第77話 転生者

 師匠も笑顔になってたけど、その笑顔はいつものものとは違う気がした。


「私はこの世界に転生して、初めて自分以外の転生者に会う事ができたよ」


 師匠の口から『転生』の言葉が出た瞬間、いつもと違う笑顔の理由が判った。師匠アナスタシア.アリスターは私と同じ転生者だったのだ。


「えっ、師匠が転生者?」

「そうだよ。私は日本の大阪という所に住んでたんだよ」

「私も同じ日本です。住んでたのは隣の兵庫県の神戸でした」

「ほんまに?同じ関西人やったんや」

「うん、師匠はいつこっちに来たん?」


 同じ関西人だった事もあり、師匠の話し方が関西弁になった。久し振りの関西弁を聞いて、私も釣られて関西弁で話した。


「うちは、1970年に病気で死んだら、こっちの世界で貴族の娘として生まれてん」

「そうなん?うちは2020年に車に拉致されて、巻き込まれ事故で死んでんけど、転生したと気づいたんわ、あの男に酷い目にあった時やってん」

「そうかぁ〜、それやったら転生に気づいてへん人もおるんかも知れへんね」


 気づいてるかどうかは判らないけど、1人転生者の可能性がある者を知ってるので、その事を師匠に伝えておく。


「あと、イーブルやけど、あの人も転生者の可能性があんねん。理由は……」


 私は昨晩の夢で見た転生前の最期に起こった事を包み隠さず話して、教授とイーブルに似過ぎていると伝えると、可能性はあるけど1つの疑念を口にした。


「そんな事があったんやね。ただ、イーブルとマールの年齢が離れすぎてるんが気になるな」


 同時に転生してるなら同年代のはずなので、師匠の言う事は最もな意見だった。ただ、前世のラノベ小説に異世界転生ともう1つの異世界転移と言う話があった事を思い出した。確か、教授は異例の速さでその職に就いて、あの時点で30歳だと言ってたように記憶してる。イーブルが転移者であれば年齢が離れている事も納得できる。

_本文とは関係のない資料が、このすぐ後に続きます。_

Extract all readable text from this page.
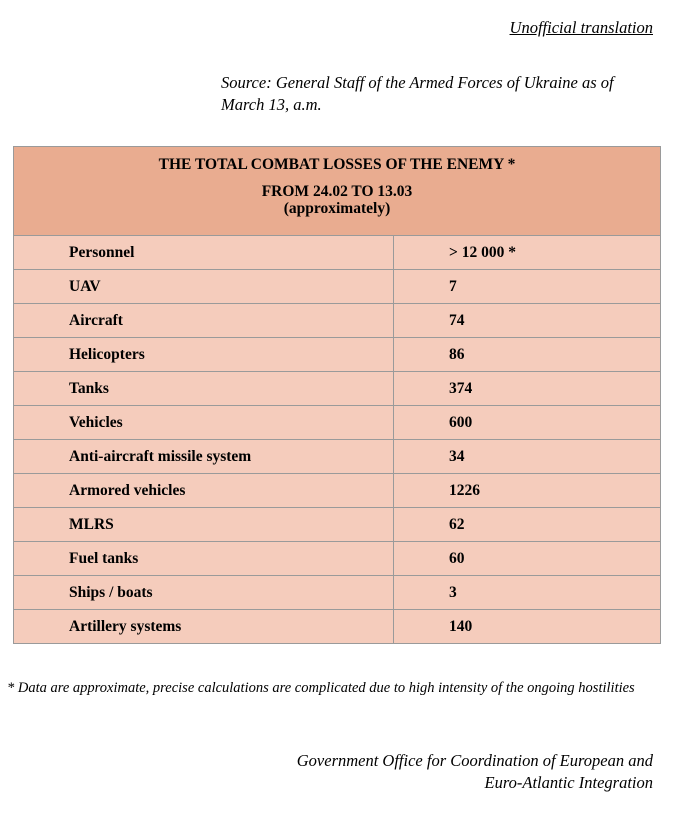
Unofficial translation
Source: General Staff of the Armed Forces of Ukraine as of
March 13, a.m.
THE TOTAL COMBAT LOSSES OF THE ENEMY *
FROM 24.02 TO 13.03
(approximately)	

Personnel	> 12 000 *
UAV	7
Aircraft	74
Helicopters	86
Tanks	374
Vehicles	600
Anti-aircraft missile system	34
Armored vehicles	1226
MLRS	62
Fuel tanks	60
Ships / boats	3
Artillery systems	140
* Data are approximate, precise calculations are complicated due to high intensity of the ongoing hostilities
Government Office for Coordination of European and
Euro-Atlantic Integration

「イーブルは転生者じゃなくて、転移者の可能性が高いと思うねん。教授の年齢は30歳やったから、今の年齢差の説明がつくもん」

「新しく生まれるんやなくて、そのままの状態でこっちへ来たんか……イーブルの生い立ちとこれまでの軌跡を調べてみるわ」

「うん、お願い」

「なぁ、辛気臭い話は終わりにして、うちの知らへん未来の話を聞かせてくれへん?」


 せっかく同じ転生者に会えて、しかも50年も未来から来たと聞けば、聞きたい事がたくさんあるよね。


「うん、先ずは1970年から2000年は、まだ生まれてへんからあまり詳しくないねんけど、先ずは大阪万博から1970年代は始まったんかな……」


 その後は修行は中断して、師匠の知らない未来の話をしながら楽しい時間を過ごしたのだった。